At 5:07, Herbert heard the Freak’s heavy boots stop in front of him. The Freak had found Herbert’s hiding place, which was in plain sight. Herbert kept his eyes sealed shut until the Freak kicked his shins. Herbert looked up.

The Freak was so pale that his skin was almost blue. His head was bald and covered in dark blue veins. His mouth was a mask of gore. The Freak’s black clothes were also wet with the blood of Herbert’s former colleagues. The killer smelled of death and iron. Herbert gagged.

The Freak held up one long finger. At the tip of the fingernail was a piece of flesh that was both white and a little gray. The Freak wagged his finger back and forth. It was a universal gesture meant to scold Herbert for his actions. It worked, and Herbert stopped everything in order to pay attention to the monster in front of him.

The Freak moved the finger from Herbert’s face and used it to point at one of the office’s largest windows. There, in one of the corners of the window, Herbert saw a faint trace of the morning sun. Usually, that flash of orange denoted the end of the shift. However, the climbing sun meant something else to the Freak. He waved goodbye to Herbert and walked towards the stairs. Herbert heard his footfalls for at least two floors before they disappeared.

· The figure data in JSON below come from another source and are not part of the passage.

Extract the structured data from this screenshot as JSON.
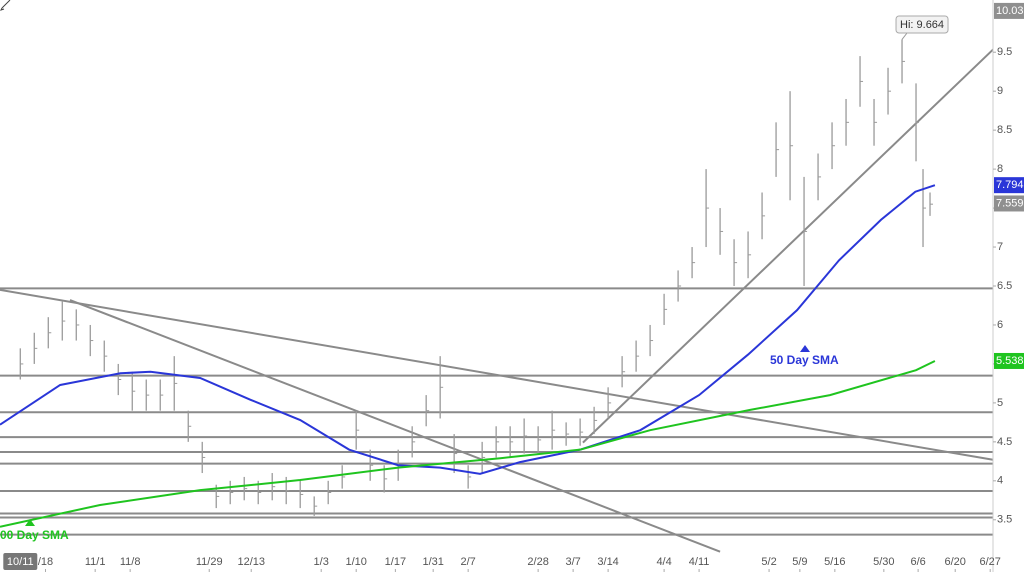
{
  "chart_data": {
    "type": "ohlc",
    "xlim": [
      -2.9,
      139
    ],
    "ylim": [
      2.83,
      10.17
    ],
    "yticks": [
      3.5,
      4,
      4.5,
      5,
      5.5,
      6,
      6.5,
      7,
      7.5,
      8,
      8.5,
      9,
      9.5
    ],
    "xticks": [
      {
        "value": 0,
        "label": "10/11"
      },
      {
        "value": 3.6,
        "label": "/18"
      },
      {
        "value": 10.7,
        "label": "11/1"
      },
      {
        "value": 15.7,
        "label": "11/8"
      },
      {
        "value": 27,
        "label": "11/29"
      },
      {
        "value": 33,
        "label": "12/13"
      },
      {
        "value": 43,
        "label": "1/3"
      },
      {
        "value": 48,
        "label": "1/10"
      },
      {
        "value": 53.6,
        "label": "1/17"
      },
      {
        "value": 59,
        "label": "1/31"
      },
      {
        "value": 64,
        "label": "2/7"
      },
      {
        "value": 74,
        "label": "2/28"
      },
      {
        "value": 79,
        "label": "3/7"
      },
      {
        "value": 84,
        "label": "3/14"
      },
      {
        "value": 92,
        "label": "4/4"
      },
      {
        "value": 97,
        "label": "4/11"
      },
      {
        "value": 107,
        "label": "5/2"
      },
      {
        "value": 111.4,
        "label": "5/9"
      },
      {
        "value": 116.4,
        "label": "5/16"
      },
      {
        "value": 123.4,
        "label": "5/30"
      },
      {
        "value": 128.3,
        "label": "6/6"
      },
      {
        "value": 133.6,
        "label": "6/20"
      },
      {
        "value": 138.6,
        "label": "6/27"
      }
    ],
    "bar_color": "#9a9a9a",
    "x": [
      0,
      2,
      4,
      6,
      8,
      10,
      12,
      14,
      16,
      18,
      20,
      22,
      24,
      26,
      28,
      30,
      32,
      34,
      36,
      38,
      40,
      42,
      44,
      46,
      48,
      50,
      52,
      54,
      56,
      58,
      60,
      62,
      64,
      66,
      68,
      70,
      72,
      74,
      76,
      78,
      80,
      82,
      84,
      86,
      88,
      90,
      92,
      94,
      96,
      98,
      100,
      102,
      104,
      106,
      108,
      110,
      112,
      114,
      116,
      118,
      120,
      122,
      124,
      126,
      128,
      129,
      130
    ],
    "high": [
      5.7,
      5.9,
      6.1,
      6.3,
      6.2,
      6.0,
      5.8,
      5.5,
      5.4,
      5.3,
      5.3,
      5.6,
      4.9,
      4.5,
      3.95,
      4.0,
      4.05,
      4.0,
      4.1,
      4.05,
      4.0,
      3.8,
      4.0,
      4.2,
      4.9,
      4.4,
      4.2,
      4.4,
      4.7,
      5.1,
      5.6,
      4.6,
      4.2,
      4.5,
      4.7,
      4.7,
      4.8,
      4.7,
      4.9,
      4.75,
      4.8,
      4.95,
      5.2,
      5.6,
      5.8,
      6.0,
      6.4,
      6.7,
      7.0,
      8.0,
      7.5,
      7.1,
      7.2,
      7.7,
      8.6,
      9.0,
      7.9,
      8.2,
      8.6,
      8.9,
      9.45,
      8.9,
      9.3,
      9.664,
      9.1,
      8.0,
      7.7
    ],
    "low": [
      5.3,
      5.5,
      5.7,
      5.8,
      5.8,
      5.6,
      5.4,
      5.1,
      4.9,
      4.9,
      4.9,
      4.9,
      4.5,
      4.1,
      3.65,
      3.7,
      3.75,
      3.7,
      3.75,
      3.7,
      3.65,
      3.55,
      3.7,
      3.9,
      4.4,
      4.0,
      3.85,
      4.0,
      4.3,
      4.7,
      4.8,
      4.1,
      3.9,
      4.1,
      4.3,
      4.3,
      4.35,
      4.35,
      4.4,
      4.45,
      4.45,
      4.6,
      4.8,
      5.2,
      5.4,
      5.6,
      6.0,
      6.3,
      6.6,
      7.0,
      6.9,
      6.5,
      6.6,
      7.1,
      7.9,
      7.6,
      6.5,
      7.6,
      8.0,
      8.3,
      8.8,
      8.3,
      8.7,
      9.1,
      8.1,
      7.0,
      7.4
    ],
    "series": [
      {
        "name": "50 Day SMA",
        "color": "#2a36d8",
        "x": [
          -2.9,
          5.7,
          14.3,
          18.6,
          25.7,
          32.9,
          40,
          47,
          54,
          60,
          65.7,
          71.4,
          80,
          88.6,
          97,
          104,
          111,
          117,
          123,
          127.9,
          130.7
        ],
        "values": [
          4.72,
          5.23,
          5.38,
          5.4,
          5.32,
          5.04,
          4.78,
          4.4,
          4.2,
          4.17,
          4.09,
          4.24,
          4.4,
          4.65,
          5.1,
          5.62,
          6.19,
          6.83,
          7.35,
          7.71,
          7.794
        ]
      },
      {
        "name": "00 Day SMA",
        "color": "#1fc41f",
        "x": [
          -2.9,
          11.4,
          25.7,
          40,
          54,
          68.6,
          80,
          90,
          104.3,
          115.7,
          128,
          130.7
        ],
        "values": [
          3.41,
          3.69,
          3.88,
          4.01,
          4.17,
          4.29,
          4.4,
          4.65,
          4.91,
          5.1,
          5.42,
          5.538
        ]
      }
    ],
    "levels": [
      6.47,
      5.35,
      4.88,
      4.56,
      4.37,
      4.22,
      3.87,
      3.58,
      3.53,
      3.31
    ],
    "trendlines": [
      [
        [
          -2.9,
          6.45
        ],
        [
          139,
          4.27
        ]
      ],
      [
        [
          7.1,
          6.32
        ],
        [
          100,
          3.09
        ]
      ],
      [
        [
          80.4,
          4.49
        ],
        [
          139.3,
          9.56
        ]
      ]
    ],
    "line_color": "#8a8a8a",
    "axis_markers": [
      {
        "value": 10.03,
        "color": "#8f8f8f"
      },
      {
        "value": 7.794,
        "color": "#2a36d8"
      },
      {
        "value": 7.559,
        "color": "#8f8f8f"
      },
      {
        "value": 5.538,
        "color": "#1fc41f"
      }
    ],
    "hi_label": "Hi: 9.664"
  }
}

Until 5:15 that morning, Herbert refused to move. He cried and vomited in his mouth, but did not move. When he finally did, he gingerly walked to the window and looked down. He saw that the stolen cop car was gone. The missing cop car gave Herbert temporary relief. That is until he realized that other cop cars were sure to come once the day shift OTs arrived. With no Freak, the cops would look at him and blame him. Herbert would be the killer. Another piece of workplace violence, they’d say. Maybe some would even report that the Freak and Herbert were the same person.

Herbert preempted this fate by using his ID badge to access the door to the roof on the twelfth floor. At precisely 5:19, Herbert Krabbe jumped. His body would not be discovered until 8:45. To this day, nobody knows about either the massacre at the company’s top-secret office or the identity of the Freak.